Land and sea vehicles with autonomous capabilities are also increasingly being developed. Those systems are primarily designed for reconnaissance and information gathering but may possess offensive capabilities.
What is the role of artificial intelligence (AI) in LAWS?
Autonomous weapons systems require “autonomy” to perform their functions in the absence of direction or input from a human actor. Artificial intelligence is not a prerequisite for the functioning of autonomous weapons systems, but, when incorporated, AI could further enable such systems. In other words, not all autonomous weapons systems incorporate AI to execute particular tasks. Autonomous capabilities can be provided through pre-defined tasks or sequences of actions based on specific parameters, or through using artificial intelligence tools to derive behavior from data, thus allowing the system to make independent decisions or adjust behavior based on changing circumstances. Artificial intelligence can also be used in an assistance role in systems that are directly operated by a human. For example, a computer vision system operated by a human could employ artificial intelligence to identify and draw attention to notable objects in the field of vision, without having the capacity to respond to those objects autonomously in any way.

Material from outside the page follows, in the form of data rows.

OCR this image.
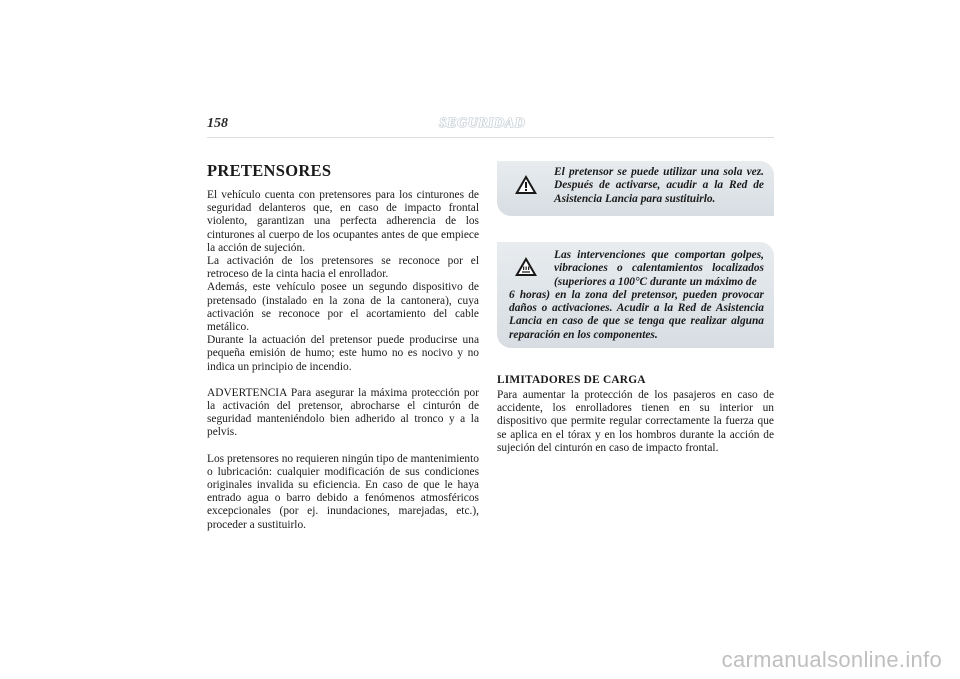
158	SEGURIDAD
PRETENSORES

El vehículo cuenta con pretensores para los cinturones de seguridad delanteros que, en caso de impacto frontal violento, garantizan una perfecta adherencia de los cinturones al cuerpo de los ocupantes antes de que empiece la acción de sujeción.

La activación de los pretensores se reconoce por el retroceso de la cinta hacia el enrollador.

Además, este vehículo posee un segundo dispositivo de pretensado (instalado en la zona de la cantonera), cuya activación se reconoce por el acortamiento del cable metálico.

Durante la actuación del pretensor puede producirse una pequeña emisión de humo; este humo no es nocivo y no indica un principio de incendio.

ADVERTENCIA Para asegurar la máxima protección por la activación del pretensor, abrocharse el cinturón de seguridad manteniéndolo bien adherido al tronco y a la pelvis.

Los pretensores no requieren ningún tipo de mantenimiento o lubricación: cualquier modificación de sus condiciones originales invalida su eficiencia. En caso de que le haya entrado agua o barro debido a fenómenos atmosféricos excepcionales (por ej. inundaciones, marejadas, etc.), proceder a sustituirlo.

El pretensor se puede utilizar una sola vez. Después de activarse, acudir a la Red de Asistencia Lancia para sustituirlo.

Las intervenciones que comportan golpes, vibraciones o calentamientos localizados (superiores a 100°C durante un máximo de

6 horas) en la zona del pretensor, pueden provocar daños o activaciones. Acudir a la Red de Asistencia Lancia en caso de que se tenga que realizar alguna reparación en los componentes.

LIMITADORES DE CARGA

Para aumentar la protección de los pasajeros en caso de accidente, los enrolladores tienen en su interior un dispositivo que permite regular correctamente la fuerza que se aplica en el tórax y en los hombros durante la acción de sujeción del cinturón en caso de impacto frontal.

carmanualsonline.info
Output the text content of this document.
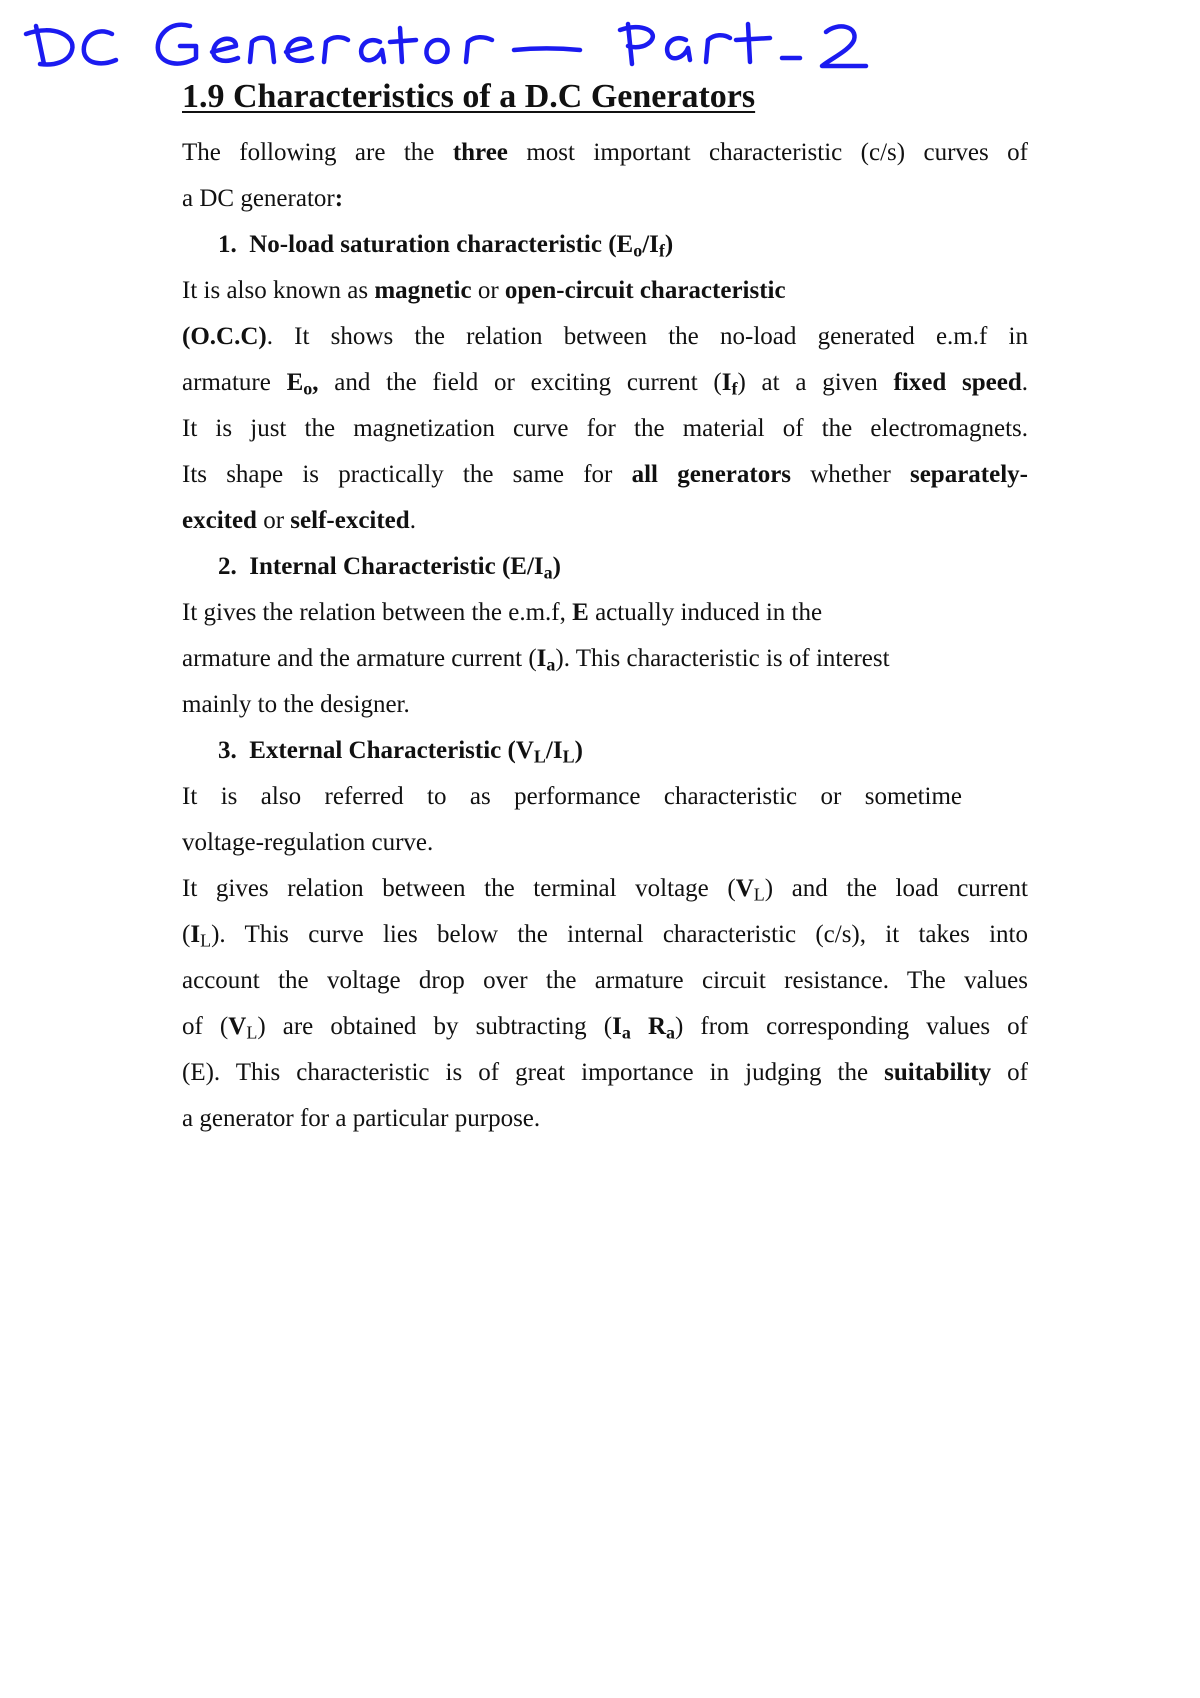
1.9 Characteristics of a D.C Generators

The following are the three most important characteristic (c/s) curves of

a DC generator:

1. No-load saturation characteristic $(E_o/I_f)$

It is also known as magnetic or open-circuit characteristic

(O.C.C). It shows the relation between the no-load generated e.m.f in

armature $E_o$, and the field or exciting current $(I_f)$ at a given fixed speed.

It is just the magnetization curve for the material of the electromagnets.

Its shape is practically the same for all generators whether separately-

excited or self-excited.

2. Internal Characteristic $(E/I_a)$

It gives the relation between the e.m.f, E actually induced in the

armature and the armature current $(I_a)$. This characteristic is of interest

mainly to the designer.

3. External Characteristic $(V_L/I_L)$

It is also referred to as performance characteristic or sometime

voltage-regulation curve.

It gives relation between the terminal voltage $(V_L)$ and the load current

$(I_L)$. This curve lies below the internal characteristic (c/s), it takes into

account the voltage drop over the armature circuit resistance. The values

of $(V_L)$ are obtained by subtracting ($I_a$ $R_a$) from corresponding values of

(E). This characteristic is of great importance in judging the suitability of

a generator for a particular purpose.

What is the position of the United Nations on LAWS?
Since 2018, United Nations Secretary-General António Guterres has maintained that lethal autonomous weapons systems are politically unacceptable and morally repugnant and has called for their prohibition under international law. In his 2023 New Agenda for Peace, the Secretary-General reiterated this call, recommending that States conclude, by 2026, a legally binding instrument to prohibit lethal autonomous weapon systems that function without human control or oversight, and which cannot be used in compliance with international humanitarian law, and to regulate all other types of autonomous weapons systems. He noted that, in the absence of specific multilateral regulations, the design, development and use of these systems raise humanitarian, legal, security and ethical concerns and pose a direct threat to human rights and fundamental freedoms.
United Nations independent experts have also expressed concerns regarding lethal autonomous weapons systems. UN Special Rapporteur on extrajudicial, summary or arbitrary executions, Christof Heyns, was the first to raise the alarm about lethal autonomous weapons systems, in a report to the Human Rights Council in 2013. UN Special Rapporteur on counter-terrorism and human rights, Fionnuala Ní Aoláin, joined the Secretary-General’s call for a global prohibition on lethal autonomous weapons systems in a report to the Human Rights Council in 2023.